Безлюдная, будто выморочная, лежала деревня, утонувшая в высоких сугробах. Быстро пролетали короткие, тусклые в морозном тумане дни; утомительно долго тянулись ночи. И казалось, что не будет этому конца, что навсегда теперь сковала землю зима, навсегда залегла над миром глухая первозданная тишина.
Григорий Дмитриевич засиделся допоздна возле коптилки. Писал письмо своим, благодарил Ольгу за внука, наставлял Антонину Николаевну, как целесообразней вести хозяйство. Назавтра Василиса собиралась идти в Одуев, сменять на мед какую-нибудь одежонку для ребятишек. С ней отправлял Булгаков письмо и заодно четыре килограмма мяса – в деревне его сейчас было много.
Уже собирался ложиться спать, когда за окном торопко прохрустели шаги, кто-то тихонько заскребся в дверь. Григорий Дмитриевич накинул полушубок, вышел в холодные сени. На всякий случай нащупал ногой топор. За дверью – сдавленный женский голос:
– Отвори. Это я, Алена.
Григорий Дмитриевич поспешно отодвинул засов. Алена в длинной, до пят, шубейке, лицо разрумяненное, глаза блестят под платком. С порога потянула его за рукав, приподнялась на носках, обдала ухо горячим дыханием.

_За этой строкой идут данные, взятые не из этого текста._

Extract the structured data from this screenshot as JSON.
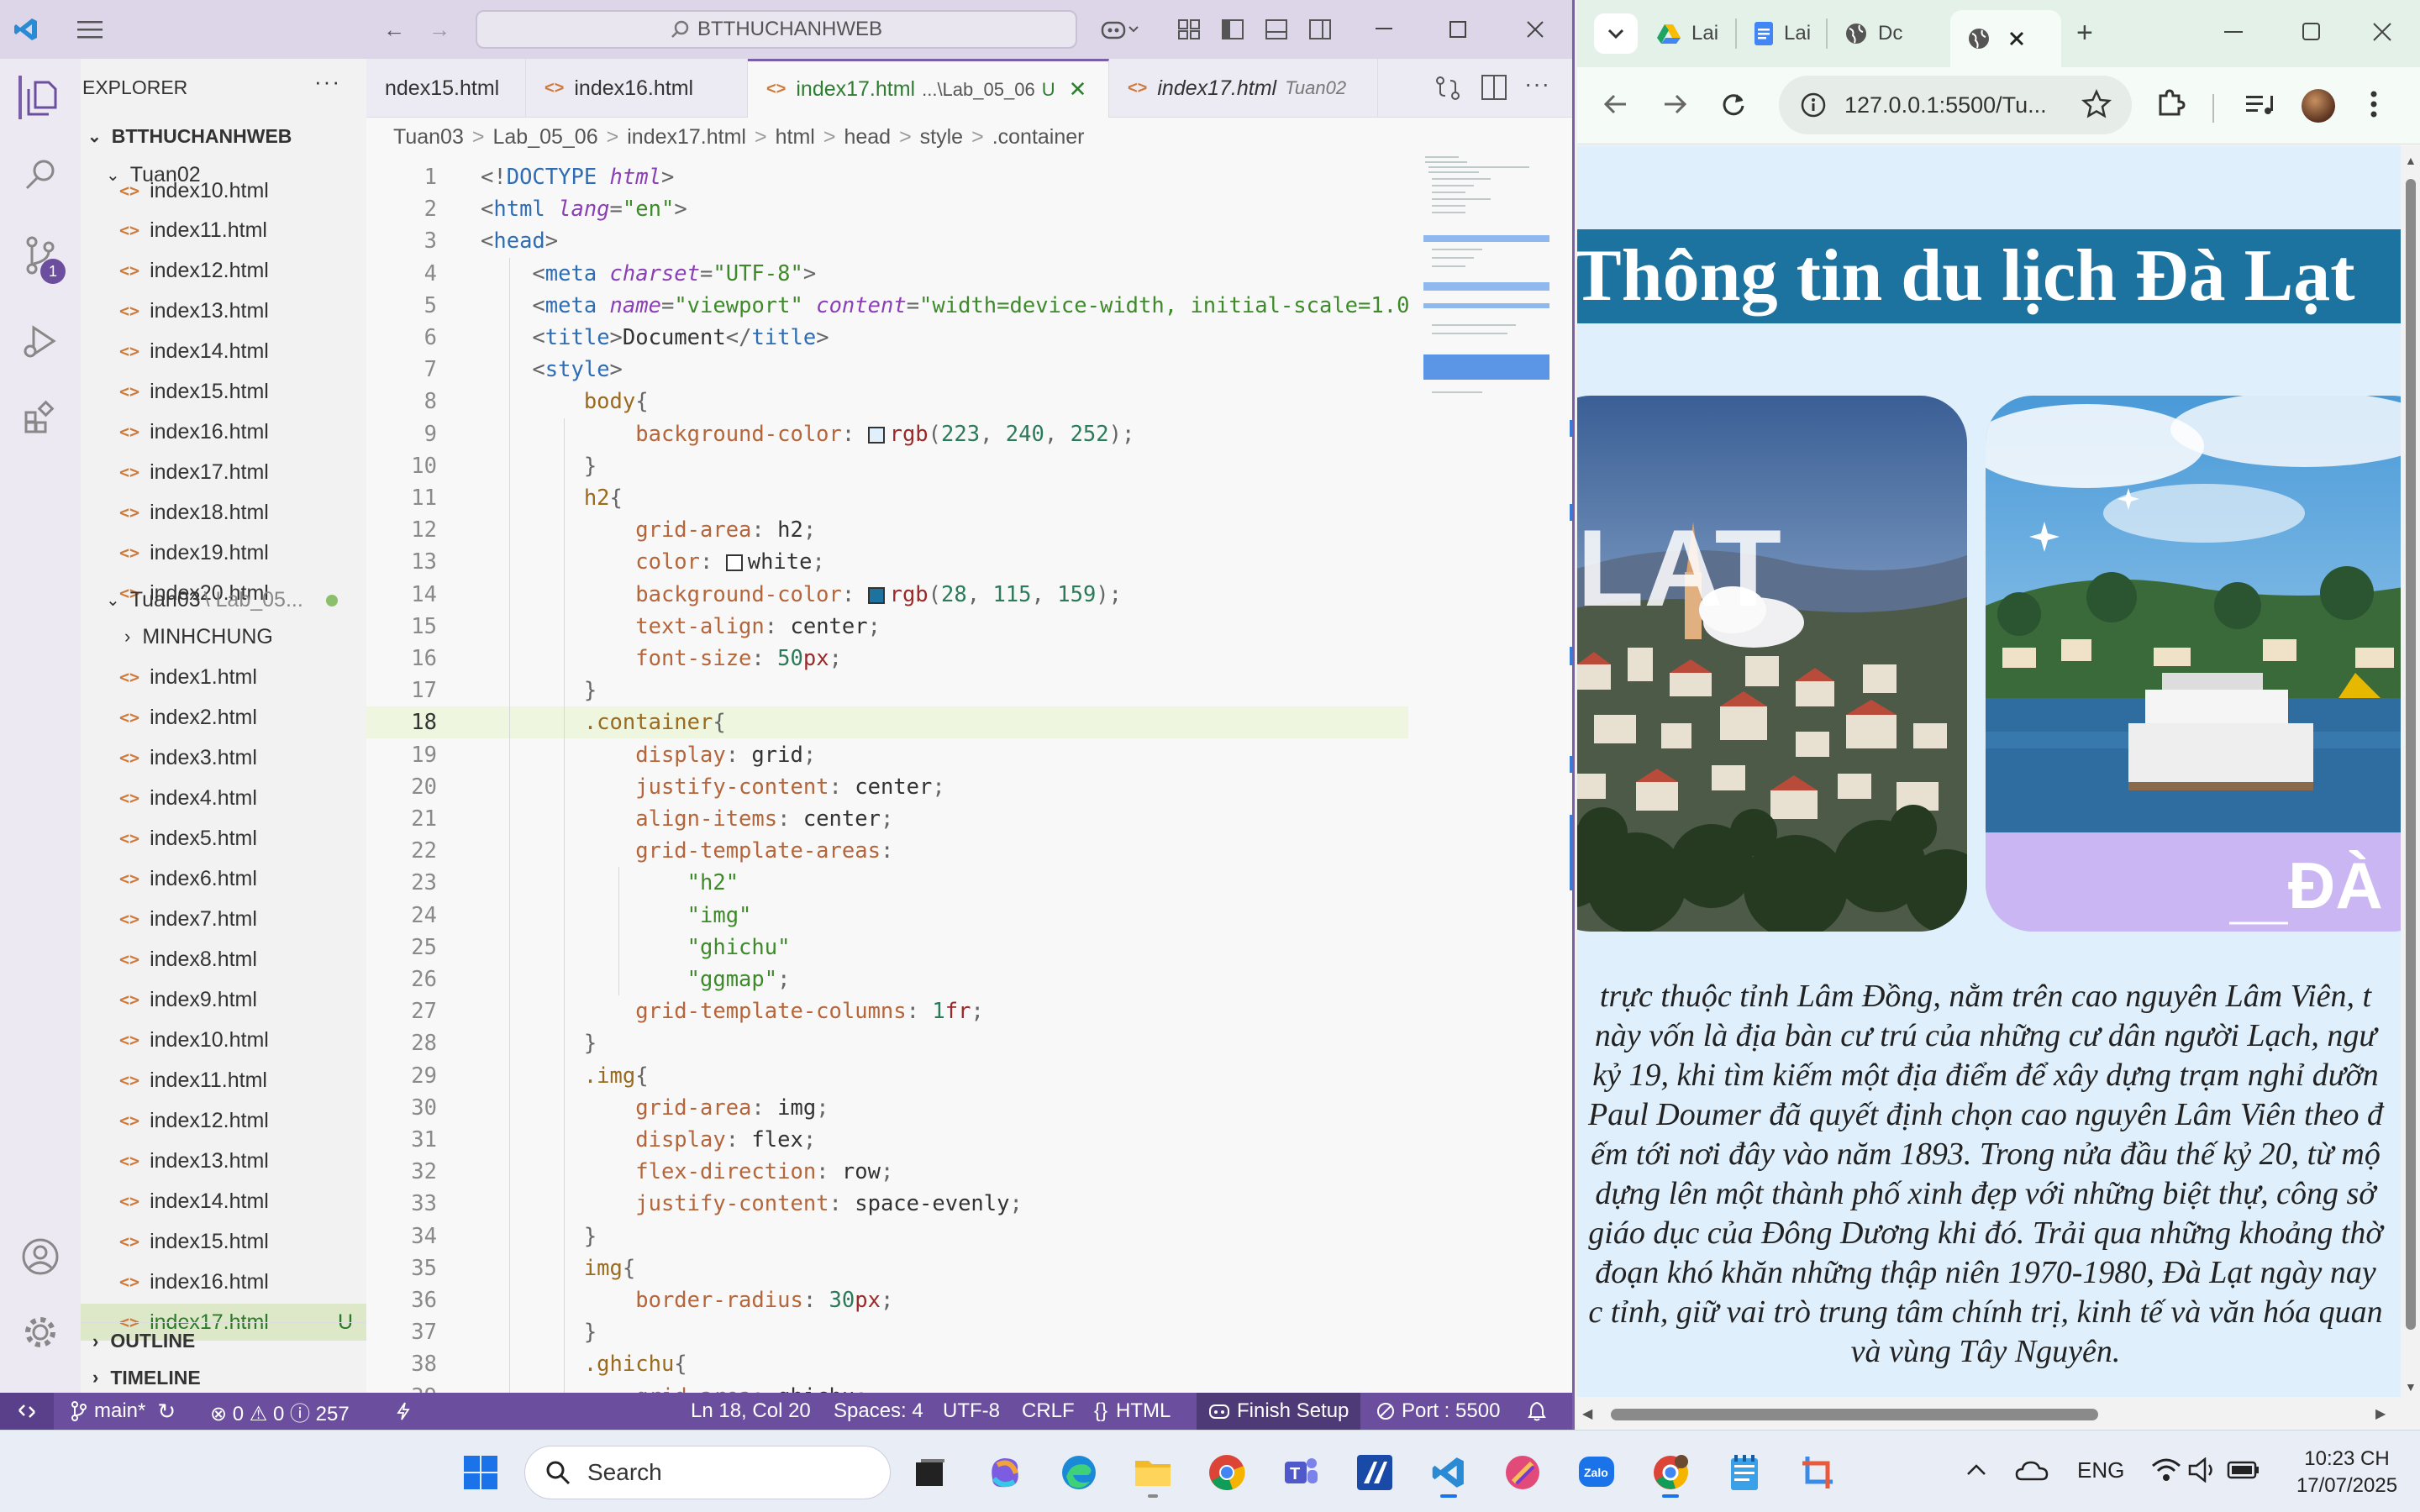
{
  "vscode": {
    "search_text": "BTTHUCHANHWEB",
    "explorer_title": "EXPLORER",
    "root_folder": "BTTHUCHANHWEB",
    "folder1": "Tuan02",
    "folder2": "Tuan03",
    "folder2_path": "\\ Lab_05...",
    "subfolder": "MINHCHUNG",
    "tuan02_files": [
      "index10.html",
      "index11.html",
      "index12.html",
      "index13.html",
      "index14.html",
      "index15.html",
      "index16.html",
      "index17.html",
      "index18.html",
      "index19.html",
      "index20.html"
    ],
    "tuan03_files": [
      "index1.html",
      "index2.html",
      "index3.html",
      "index4.html",
      "index5.html",
      "index6.html",
      "index7.html",
      "index8.html",
      "index9.html",
      "index10.html",
      "index11.html",
      "index12.html",
      "index13.html",
      "index14.html",
      "index15.html",
      "index16.html",
      "index17.html"
    ],
    "selected_badge": "U",
    "outline": "OUTLINE",
    "timeline": "TIMELINE",
    "tabs": [
      {
        "label": "ndex15.html",
        "path": ""
      },
      {
        "label": "index16.html",
        "path": ""
      },
      {
        "label": "index17.html",
        "path": "...\\Lab_05_06",
        "badge": "U"
      },
      {
        "label": "index17.html",
        "path": "Tuan02"
      }
    ],
    "breadcrumb": [
      "Tuan03",
      ">",
      "Lab_05_06",
      ">",
      "index17.html",
      ">",
      "html",
      ">",
      "head",
      ">",
      "style",
      ">",
      ".container"
    ],
    "scm_badge": "1",
    "status": {
      "branch": "main*",
      "problems": "⊗ 0 ⚠ 0 ⓘ 257",
      "position": "Ln 18, Col 20",
      "spaces": "Spaces: 4",
      "encoding": "UTF-8",
      "eol": "CRLF",
      "language": "HTML",
      "finish_setup": "Finish Setup",
      "port": "Port : 5500"
    }
  },
  "code_lines": [
    [
      [
        "pu",
        "<!"
      ],
      [
        "k",
        "DOCTYPE "
      ],
      [
        "at",
        "html"
      ],
      [
        "pu",
        ">"
      ]
    ],
    [
      [
        "pu",
        "<"
      ],
      [
        "tg",
        "html "
      ],
      [
        "at",
        "lang"
      ],
      [
        "pu",
        "="
      ],
      [
        "st",
        "\"en\""
      ],
      [
        "pu",
        ">"
      ]
    ],
    [
      [
        "pu",
        "<"
      ],
      [
        "tg",
        "head"
      ],
      [
        "pu",
        ">"
      ]
    ],
    [
      [
        "t",
        "    "
      ],
      [
        "pu",
        "<"
      ],
      [
        "tg",
        "meta "
      ],
      [
        "at",
        "charset"
      ],
      [
        "pu",
        "="
      ],
      [
        "st",
        "\"UTF-8\""
      ],
      [
        "pu",
        ">"
      ]
    ],
    [
      [
        "t",
        "    "
      ],
      [
        "pu",
        "<"
      ],
      [
        "tg",
        "meta "
      ],
      [
        "at",
        "name"
      ],
      [
        "pu",
        "="
      ],
      [
        "st",
        "\"viewport\" "
      ],
      [
        "at",
        "content"
      ],
      [
        "pu",
        "="
      ],
      [
        "st",
        "\"width=device-width, initial-scale=1.0\""
      ]
    ],
    [
      [
        "t",
        "    "
      ],
      [
        "pu",
        "<"
      ],
      [
        "tg",
        "title"
      ],
      [
        "pu",
        ">"
      ],
      [
        "t",
        "Document"
      ],
      [
        "pu",
        "</"
      ],
      [
        "tg",
        "title"
      ],
      [
        "pu",
        ">"
      ]
    ],
    [
      [
        "t",
        "    "
      ],
      [
        "pu",
        "<"
      ],
      [
        "tg",
        "style"
      ],
      [
        "pu",
        ">"
      ]
    ],
    [
      [
        "t",
        "        "
      ],
      [
        "sel2",
        "body"
      ],
      [
        "pu",
        "{"
      ]
    ],
    [
      [
        "t",
        "            "
      ],
      [
        "pr",
        "background-color"
      ],
      [
        "pu",
        ": "
      ],
      [
        "sw",
        "#dff0fc"
      ],
      [
        "fn",
        "rgb"
      ],
      [
        "pu",
        "("
      ],
      [
        "nm",
        "223"
      ],
      [
        "pu",
        ", "
      ],
      [
        "nm",
        "240"
      ],
      [
        "pu",
        ", "
      ],
      [
        "nm",
        "252"
      ],
      [
        "pu",
        ");"
      ]
    ],
    [
      [
        "t",
        "        "
      ],
      [
        "pu",
        "}"
      ]
    ],
    [
      [
        "t",
        "        "
      ],
      [
        "sel2",
        "h2"
      ],
      [
        "pu",
        "{"
      ]
    ],
    [
      [
        "t",
        "            "
      ],
      [
        "pr",
        "grid-area"
      ],
      [
        "pu",
        ": "
      ],
      [
        "t",
        "h2"
      ],
      [
        "pu",
        ";"
      ]
    ],
    [
      [
        "t",
        "            "
      ],
      [
        "pr",
        "color"
      ],
      [
        "pu",
        ": "
      ],
      [
        "sw",
        "#ffffff"
      ],
      [
        "t",
        "white"
      ],
      [
        "pu",
        ";"
      ]
    ],
    [
      [
        "t",
        "            "
      ],
      [
        "pr",
        "background-color"
      ],
      [
        "pu",
        ": "
      ],
      [
        "sw",
        "#1c739f"
      ],
      [
        "fn",
        "rgb"
      ],
      [
        "pu",
        "("
      ],
      [
        "nm",
        "28"
      ],
      [
        "pu",
        ", "
      ],
      [
        "nm",
        "115"
      ],
      [
        "pu",
        ", "
      ],
      [
        "nm",
        "159"
      ],
      [
        "pu",
        ");"
      ]
    ],
    [
      [
        "t",
        "            "
      ],
      [
        "pr",
        "text-align"
      ],
      [
        "pu",
        ": "
      ],
      [
        "t",
        "center"
      ],
      [
        "pu",
        ";"
      ]
    ],
    [
      [
        "t",
        "            "
      ],
      [
        "pr",
        "font-size"
      ],
      [
        "pu",
        ": "
      ],
      [
        "nm",
        "50"
      ],
      [
        "fn",
        "px"
      ],
      [
        "pu",
        ";"
      ]
    ],
    [
      [
        "t",
        "        "
      ],
      [
        "pu",
        "}"
      ]
    ],
    [
      [
        "t",
        "        "
      ],
      [
        "sel2",
        ".container"
      ],
      [
        "pu",
        "{"
      ]
    ],
    [
      [
        "t",
        "            "
      ],
      [
        "pr",
        "display"
      ],
      [
        "pu",
        ": "
      ],
      [
        "t",
        "grid"
      ],
      [
        "pu",
        ";"
      ]
    ],
    [
      [
        "t",
        "            "
      ],
      [
        "pr",
        "justify-content"
      ],
      [
        "pu",
        ": "
      ],
      [
        "t",
        "center"
      ],
      [
        "pu",
        ";"
      ]
    ],
    [
      [
        "t",
        "            "
      ],
      [
        "pr",
        "align-items"
      ],
      [
        "pu",
        ": "
      ],
      [
        "t",
        "center"
      ],
      [
        "pu",
        ";"
      ]
    ],
    [
      [
        "t",
        "            "
      ],
      [
        "pr",
        "grid-template-areas"
      ],
      [
        "pu",
        ":"
      ]
    ],
    [
      [
        "t",
        "                "
      ],
      [
        "st",
        "\"h2\""
      ]
    ],
    [
      [
        "t",
        "                "
      ],
      [
        "st",
        "\"img\""
      ]
    ],
    [
      [
        "t",
        "                "
      ],
      [
        "st",
        "\"ghichu\""
      ]
    ],
    [
      [
        "t",
        "                "
      ],
      [
        "st",
        "\"ggmap\""
      ],
      [
        "pu",
        ";"
      ]
    ],
    [
      [
        "t",
        "            "
      ],
      [
        "pr",
        "grid-template-columns"
      ],
      [
        "pu",
        ": "
      ],
      [
        "nm",
        "1"
      ],
      [
        "fn",
        "fr"
      ],
      [
        "pu",
        ";"
      ]
    ],
    [
      [
        "t",
        "        "
      ],
      [
        "pu",
        "}"
      ]
    ],
    [
      [
        "t",
        "        "
      ],
      [
        "sel2",
        ".img"
      ],
      [
        "pu",
        "{"
      ]
    ],
    [
      [
        "t",
        "            "
      ],
      [
        "pr",
        "grid-area"
      ],
      [
        "pu",
        ": "
      ],
      [
        "t",
        "img"
      ],
      [
        "pu",
        ";"
      ]
    ],
    [
      [
        "t",
        "            "
      ],
      [
        "pr",
        "display"
      ],
      [
        "pu",
        ": "
      ],
      [
        "t",
        "flex"
      ],
      [
        "pu",
        ";"
      ]
    ],
    [
      [
        "t",
        "            "
      ],
      [
        "pr",
        "flex-direction"
      ],
      [
        "pu",
        ": "
      ],
      [
        "t",
        "row"
      ],
      [
        "pu",
        ";"
      ]
    ],
    [
      [
        "t",
        "            "
      ],
      [
        "pr",
        "justify-content"
      ],
      [
        "pu",
        ": "
      ],
      [
        "t",
        "space-evenly"
      ],
      [
        "pu",
        ";"
      ]
    ],
    [
      [
        "t",
        "        "
      ],
      [
        "pu",
        "}"
      ]
    ],
    [
      [
        "t",
        "        "
      ],
      [
        "sel2",
        "img"
      ],
      [
        "pu",
        "{"
      ]
    ],
    [
      [
        "t",
        "            "
      ],
      [
        "pr",
        "border-radius"
      ],
      [
        "pu",
        ": "
      ],
      [
        "nm",
        "30"
      ],
      [
        "fn",
        "px"
      ],
      [
        "pu",
        ";"
      ]
    ],
    [
      [
        "t",
        "        "
      ],
      [
        "pu",
        "}"
      ]
    ],
    [
      [
        "t",
        "        "
      ],
      [
        "sel2",
        ".ghichu"
      ],
      [
        "pu",
        "{"
      ]
    ],
    [
      [
        "t",
        "            "
      ],
      [
        "pr",
        "grid-area"
      ],
      [
        "pu",
        ": "
      ],
      [
        "t",
        "ghichu"
      ],
      [
        "pu",
        ";"
      ]
    ]
  ],
  "chrome": {
    "tabs": [
      "Lai",
      "Lai",
      "Dc",
      ""
    ],
    "url": "127.0.0.1:5500/Tu...",
    "page_title": "Thông tin du lịch Đà Lạt",
    "image1_text": "LAT",
    "image2_text": "ĐÀ",
    "paragraph": [
      "trực thuộc tỉnh Lâm Đồng, nằm trên cao nguyên Lâm Viên, t",
      "này vốn là địa bàn cư trú của những cư dân người Lạch, ngư",
      "kỷ 19, khi tìm kiếm một địa điểm để xây dựng trạm nghỉ dưỡn",
      "Paul Doumer đã quyết định chọn cao nguyên Lâm Viên theo đ",
      "ếm tới nơi đây vào năm 1893. Trong nửa đầu thế kỷ 20, từ mộ",
      "dựng lên một thành phố xinh đẹp với những biệt thự, công sở",
      "giáo dục của Đông Dương khi đó. Trải qua những khoảng thờ",
      "đoạn khó khăn những thập niên 1970-1980, Đà Lạt ngày nay",
      "c tỉnh, giữ vai trò trung tâm chính trị, kinh tế và văn hóa quan",
      "và vùng Tây Nguyên."
    ]
  },
  "taskbar": {
    "search": "Search",
    "lang": "ENG",
    "time": "10:23 CH",
    "date": "17/07/2025"
  }
}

– Ванюша дома, идем скорей!
– Кто? – не понял Григорий Дмитриевич.
– Да Ваня же наш! Ванюша мой! Той ночью еще пришел.
– Откуда он? Целый?
– Сам узнаешь. Скорей только.
Григорий Дмитриевич кое-как натянул полушубок, нахлобучил шапку, сказал Василисе, чтобы закрыла. По деревне шагал крупно, Алена едва поспевала за ним.
– Ой, по задам бы нам надо! Увидит кто, не приведи господи, – причитала она.

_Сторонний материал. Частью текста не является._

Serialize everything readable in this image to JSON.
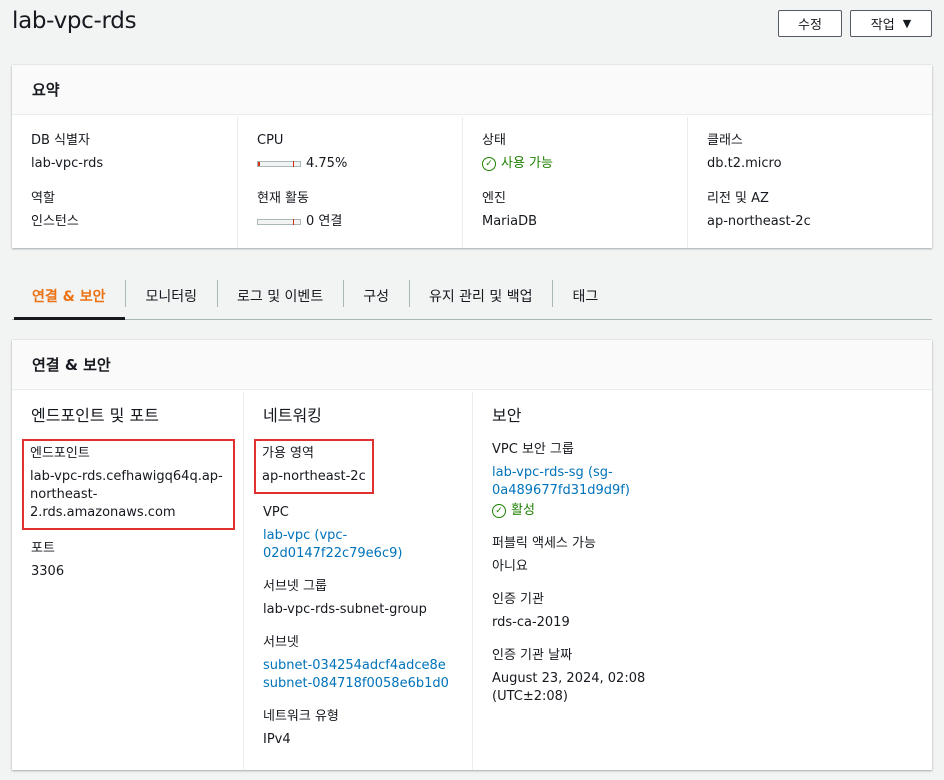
{
  "page": {
    "title": "lab-vpc-rds",
    "edit_label": "수정",
    "actions_label": "작업"
  },
  "summary": {
    "title": "요약",
    "db_id_label": "DB 식별자",
    "db_id": "lab-vpc-rds",
    "role_label": "역할",
    "role": "인스턴스",
    "cpu_label": "CPU",
    "cpu": "4.75%",
    "cpu_fraction": 0.0475,
    "activity_label": "현재 활동",
    "activity": "0 연결",
    "status_label": "상태",
    "status": "사용 가능",
    "engine_label": "엔진",
    "engine": "MariaDB",
    "class_label": "클래스",
    "class": "db.t2.micro",
    "region_label": "리전 및 AZ",
    "region": "ap-northeast-2c"
  },
  "tabs": [
    {
      "label": "연결 & 보안",
      "active": true
    },
    {
      "label": "모니터링"
    },
    {
      "label": "로그 및 이벤트"
    },
    {
      "label": "구성"
    },
    {
      "label": "유지 관리 및 백업"
    },
    {
      "label": "태그"
    }
  ],
  "connectivity": {
    "title": "연결 & 보안",
    "endpoint_section": "엔드포인트 및 포트",
    "endpoint_label": "엔드포인트",
    "endpoint_line1": "lab-vpc-rds.cefhawigq64q.ap-",
    "endpoint_line2": "northeast-2.rds.amazonaws.com",
    "port_label": "포트",
    "port": "3306",
    "network_section": "네트워킹",
    "az_label": "가용 영역",
    "az": "ap-northeast-2c",
    "vpc_label": "VPC",
    "vpc_line1": "lab-vpc (vpc-",
    "vpc_line2": "02d0147f22c79e6c9)",
    "subnet_group_label": "서브넷 그룹",
    "subnet_group": "lab-vpc-rds-subnet-group",
    "subnets_label": "서브넷",
    "subnet1": "subnet-034254adcf4adce8e",
    "subnet2": "subnet-084718f0058e6b1d0",
    "network_type_label": "네트워크 유형",
    "network_type": "IPv4",
    "security_section": "보안",
    "sg_label": "VPC 보안 그룹",
    "sg_line1": "lab-vpc-rds-sg (sg-",
    "sg_line2": "0a489677fd31d9d9f)",
    "sg_status": "활성",
    "public_label": "퍼블릭 액세스 가능",
    "public": "아니요",
    "ca_label": "인증 기관",
    "ca": "rds-ca-2019",
    "ca_date_label": "인증 기관 날짜",
    "ca_date_line1": "August 23, 2024, 02:08",
    "ca_date_line2": "(UTC±2:08)"
  },
  "colors": {
    "accent": "#ec7211",
    "link": "#0073bb",
    "success": "#1d8102",
    "highlight": "#e0302f"
  }
}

Не вошел, а ворвался Григорий Дмитриевич в избу. Иван сидел на лавке возле печи. На загнетке по-стародавнему горела лучина. При ее тусклом неверном свете правил Иван пилу, разводил зубья. Со старшим братом своим поздоровался почтительно. Григорий Дмитриевич притянул его к себе, трижды поцеловал в свежевыбритые щеки, пахнущие земляничным мылом.
Иван, исхудавший, обросший длинным волосом, одет был в постиранную и отглаженную красноармейскую форму, уже изрядно потрепанную. На коленях и на локтях красовались черные заплаты – не нашлось в доме зеленого материала. В углу, вместе с рогачами и ухватами, стояла вычищенная и смазанная винтовка. Пояс с полным подсумком лежал на столе. Возле кружки с молоком – две незаряженные гранаты.